Fluids used in stimulation are designed to open fractures and transport proppant along the length of the fracture. As a consequence, the rheological behavior of that fluid is very carefully designed. Throughout the past years many systems have been developed to achieve a subtle balance of properties in which the fluid initially develops a specified viscosity in the fracture, followed by rapid fluid rheology breaking and fracture cleanup at the end of the operation. In addition, a good fluid loss control is of key importance for treatment efficiency as well as for the prevention of formation damage. Current grades of derivatized guars show improved cleanup versus native guars but are still not fully satisfactory. In addition, polymer free systems based on viscoelastic surfactants (VES) have raised considerable interest due to their ease of cleanup leaving no residues in the fractures.
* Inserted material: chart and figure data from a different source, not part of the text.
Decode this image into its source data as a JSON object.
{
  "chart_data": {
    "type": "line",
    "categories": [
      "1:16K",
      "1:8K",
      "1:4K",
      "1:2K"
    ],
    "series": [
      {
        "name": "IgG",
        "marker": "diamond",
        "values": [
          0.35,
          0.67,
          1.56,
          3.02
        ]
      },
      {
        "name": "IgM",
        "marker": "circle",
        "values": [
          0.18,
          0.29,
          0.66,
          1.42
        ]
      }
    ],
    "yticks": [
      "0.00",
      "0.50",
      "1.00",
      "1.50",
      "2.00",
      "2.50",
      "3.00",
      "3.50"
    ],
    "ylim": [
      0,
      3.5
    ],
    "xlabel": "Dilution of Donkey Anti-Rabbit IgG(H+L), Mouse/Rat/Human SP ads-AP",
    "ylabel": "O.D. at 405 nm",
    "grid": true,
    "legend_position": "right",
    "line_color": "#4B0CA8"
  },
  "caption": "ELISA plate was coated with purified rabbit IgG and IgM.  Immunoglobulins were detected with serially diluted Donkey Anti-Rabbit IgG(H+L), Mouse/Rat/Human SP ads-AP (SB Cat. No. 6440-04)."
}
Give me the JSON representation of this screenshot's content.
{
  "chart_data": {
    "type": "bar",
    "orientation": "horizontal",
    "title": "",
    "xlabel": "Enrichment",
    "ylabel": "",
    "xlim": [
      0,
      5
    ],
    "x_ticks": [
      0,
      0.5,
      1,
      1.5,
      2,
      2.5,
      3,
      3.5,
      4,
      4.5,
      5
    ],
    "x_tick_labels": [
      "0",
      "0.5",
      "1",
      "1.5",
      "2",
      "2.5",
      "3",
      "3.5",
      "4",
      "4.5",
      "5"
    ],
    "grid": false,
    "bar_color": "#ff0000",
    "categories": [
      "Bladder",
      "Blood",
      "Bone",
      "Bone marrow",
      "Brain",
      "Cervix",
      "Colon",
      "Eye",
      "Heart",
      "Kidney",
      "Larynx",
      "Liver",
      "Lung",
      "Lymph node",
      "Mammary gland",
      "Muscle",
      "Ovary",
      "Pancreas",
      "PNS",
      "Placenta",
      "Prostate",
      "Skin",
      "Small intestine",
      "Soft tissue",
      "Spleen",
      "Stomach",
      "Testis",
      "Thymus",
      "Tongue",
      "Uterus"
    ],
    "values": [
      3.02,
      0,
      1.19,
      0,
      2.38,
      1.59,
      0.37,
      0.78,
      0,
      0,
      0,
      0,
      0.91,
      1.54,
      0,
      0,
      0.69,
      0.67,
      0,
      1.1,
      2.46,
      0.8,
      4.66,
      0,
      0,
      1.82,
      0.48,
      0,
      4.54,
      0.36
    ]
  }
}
Nevertheless, these systems still need high active concentrations to develop rheology at elevated temperature and in hard water conditions.
Alternative systems based on synthetic polymers have shown increasing interest over the past years for Oil and Gas applications but their utilization as rheology modifiers in stimulation fluids are still limited. Most of their application is in polymer flooding (EOR) or friction reduction.
Associative polymers based on polyacrylamide derivatives can demonstrate dramatically enhanced rheological performance over standard hydrophilic polymers. Hydrophobic associations behave like crosslinking points providing improved Proppant suspension. These crosslinking points are physical associations and can easily be disrupted just like VES with dilution or in the presence of hydrocarbons or surfactants and leave little to no residues in a Proppant pack.
In order to meet challenging Oil and Gas rheological performance targets focusing on high temperature efficiency, associative polymers are here prepared using the Micellar polymerization process. This process consists of the aqueous polymerization of hydrophilic monomers in presence of micelles containing hydrophobic monomers and yields hydrophilic polymers bearing a small amount of hydrophobic groups with multiple hydrophobic monomers per group. The amounts of groups as well as the number of hydrophobes per group are can be tuned to meet rheology targets. In addition, coupling this process with a controlled radical polymerization technique affords associative polymers of significantly higher performance through the reduction of chain to chain compositional heterogeneities which are known to be a significant limitation of the Micellar polymerization process.
The present study demonstrates that primary rheological performance can be met up to very high temperatures using this unique process. In addition, fluid-loss control data as well as a preliminary assessment of cleanup are presented and discussed versus classical gelling systems.